Thursday, July 29, 2021

Filial Friday? Court Holds Son Liable for Attorneys Fees Incurred While Securing Medicaid Coverage for Father's NH Care

Pennsylvania courts use "filial" responsibility laws in, shall we say, creative ways, especially when they catch any whiff that children helped themselves to their parent's money rather than using that money to pay for their parents' nursing home care.  One of the key modern-era cases for filial support law in Pennsylvania is Presbyterian Med. Ctr. v. Budd, 832 A.2d 1066 (Pa. Superior Ct, 2003), where the court remanded a case for decision on filial support law grounds, in the absence of other viable theories, in order  to hold a daughter liable for her mother's costs of nursing home care. The court was clearly annoyed by the evidence the daughter had transferred some $100k of her mother's funds to herself using a "valid" power of attorney, instead of paying the nursing home.

It probably doesn't make the court any happier if the defendant/child is also a lawyer.  

In the latest Pennsylvania decision decided by the Court of Common Pleas in Montgomery County,  Coates v. Salmon, No. 2018-16878, both the plaintiffs and the defendant are lawyers.  The trial court was asked to determine whether a son was personally liable for attorneys fees incurred when the son "engaged" another attorney, one experienced in Medicaid issues, regarding a penalty period assessed against his father.  The penalty made his father ineligible for 296 days in Medicaid funding for his nursing home care.  The lawyer was able to negotiate a reduced penalty period, with a successful argument that certain pre-admission transfers were not made in anticipation of applying for Medicaid.  The settlement reduced the dollar effect of the penalty by more than $68,000. 

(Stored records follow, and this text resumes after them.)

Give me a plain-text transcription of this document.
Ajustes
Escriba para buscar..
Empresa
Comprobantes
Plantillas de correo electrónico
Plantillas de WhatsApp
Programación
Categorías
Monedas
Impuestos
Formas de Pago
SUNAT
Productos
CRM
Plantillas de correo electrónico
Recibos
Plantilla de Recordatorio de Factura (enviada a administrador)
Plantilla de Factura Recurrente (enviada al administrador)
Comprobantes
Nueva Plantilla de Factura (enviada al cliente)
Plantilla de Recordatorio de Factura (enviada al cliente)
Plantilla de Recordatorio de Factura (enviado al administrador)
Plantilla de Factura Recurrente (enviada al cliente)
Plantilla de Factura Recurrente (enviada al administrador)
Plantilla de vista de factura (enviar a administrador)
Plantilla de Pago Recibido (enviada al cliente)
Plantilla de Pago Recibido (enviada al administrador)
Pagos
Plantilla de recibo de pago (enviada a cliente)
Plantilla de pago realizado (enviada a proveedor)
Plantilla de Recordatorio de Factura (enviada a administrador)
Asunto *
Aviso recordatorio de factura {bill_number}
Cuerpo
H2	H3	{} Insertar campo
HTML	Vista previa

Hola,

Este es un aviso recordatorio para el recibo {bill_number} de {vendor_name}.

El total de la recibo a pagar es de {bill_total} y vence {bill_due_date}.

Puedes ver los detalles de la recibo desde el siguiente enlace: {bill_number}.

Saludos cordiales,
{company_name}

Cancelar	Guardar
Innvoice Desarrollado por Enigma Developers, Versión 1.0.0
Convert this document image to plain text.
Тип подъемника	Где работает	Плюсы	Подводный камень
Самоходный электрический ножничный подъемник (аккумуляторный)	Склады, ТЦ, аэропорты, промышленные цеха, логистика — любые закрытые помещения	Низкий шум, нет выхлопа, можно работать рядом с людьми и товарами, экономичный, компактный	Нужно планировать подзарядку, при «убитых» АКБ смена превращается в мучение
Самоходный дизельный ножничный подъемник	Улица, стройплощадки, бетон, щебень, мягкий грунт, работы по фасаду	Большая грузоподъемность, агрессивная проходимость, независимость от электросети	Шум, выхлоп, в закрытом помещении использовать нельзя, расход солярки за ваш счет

Nonetheless, the son declined to pay the attorney his requested fee of $7,606, arguing there was no contract as the attorney had failed to comply with Pennsylvania Rule of Professional Responsibility 1.5(b) that requires "the basis or rate of the fee" to be "communicated to the client in writing, before or within a reasonable time after commencing the representation."  The lawyer-son seemed to be arguing, at least indirectly, that the only fee he'd "agreed" to pay was a $500 up-front "consultation" fee.  

The court agreed with the defendant-son on the contract issue, but granted the full sum of the requested fees as "reasonable" under a theory of quantum meruit.  And that's where Pennsylvania's filial support law came into play to support the court's decision on the son's liability:

Mr. Salmon [the defendant/son] contended, however, that any claim in quantum meruit could be asserted only against his Father, and not against Mr. Salmon personally. The argument was that Father was liable to the Nursing Home for any services not reimbursed by Medicaid and Father was therefore the sole beneficiary of the substantial reduction in the penalty.  It is true that to establish a claim in quantum meruit against Mr. Salmon, Plaintiffs [the Elder Law attorney and his firm] were required to show that he benefited from Mr. Coates's services. . . . Plaintiffs clearly met that requirement, however, because Mr. Salmon himself would have been liable to the Nursing Home for the $86,786 penalty if it had not been successfully diminished by Mr. Coates.  

 

The doctrine of filial responsibility is codified in Section 4603(a)(1)(ii) of the Domestic Relations Code, 23 Pa. C.A. Section 4603(a)(1)(ii). . . .

 

This provision and its predecessor statute have been repeatedly cited as authorizing a suit by a nursing home or other medical provider to recover fees for the care of an indigent patient from the patient's adult child with the means to make payment. . . . It is thus clear that without the reduction of the penalty to a relatively trivial sum, Mr. Salmon would have been liable for -- or, at the least, substantially at risk of liability for -- the amount of Nursing Home fees denied by Medicaid.  

 

Further, the imposition of liability on Mr. Salmon in quantum meruit is fully consistent with principles of equity. The evidence clearly showed that Mr. Salmon, in engaging Plaintiffs' services, understood his obligation to pay for those services. . . . And, most significantly, in Mr. Salmon's letter of May 6, 2016, responding to Plaintiffs' bill, he disputed the reasonableness of Mr. Coates's fees and the quality of his services, but he never suggested that Plaintiffs were billing the wrong person. . . . [I]t was compelling evidence that Mr. Salmon understood his responsibility to pay Plaintiffs' legal fees and that his later contention that only his Father was responsible was a post hoc excuse for his unwillingness to pay.

The detailed, well-written opinion dated June 23, 2021 is available at the link above, and the case is on appeal to Pennsylvania's intermediate court of appeals, the Superior Court.  In Pennsylvania, trial judges have the opportunity to write their full opinion, rather than just their final decision, after a party has appealed the ruling and after that party has identified all claims of errors.  In my experience, a detailed, well-written Pennsylvania trial court opinion has a good chance of being affirmed on appeal. For an additional perspective on this case, see the Elder Law Answer summary here.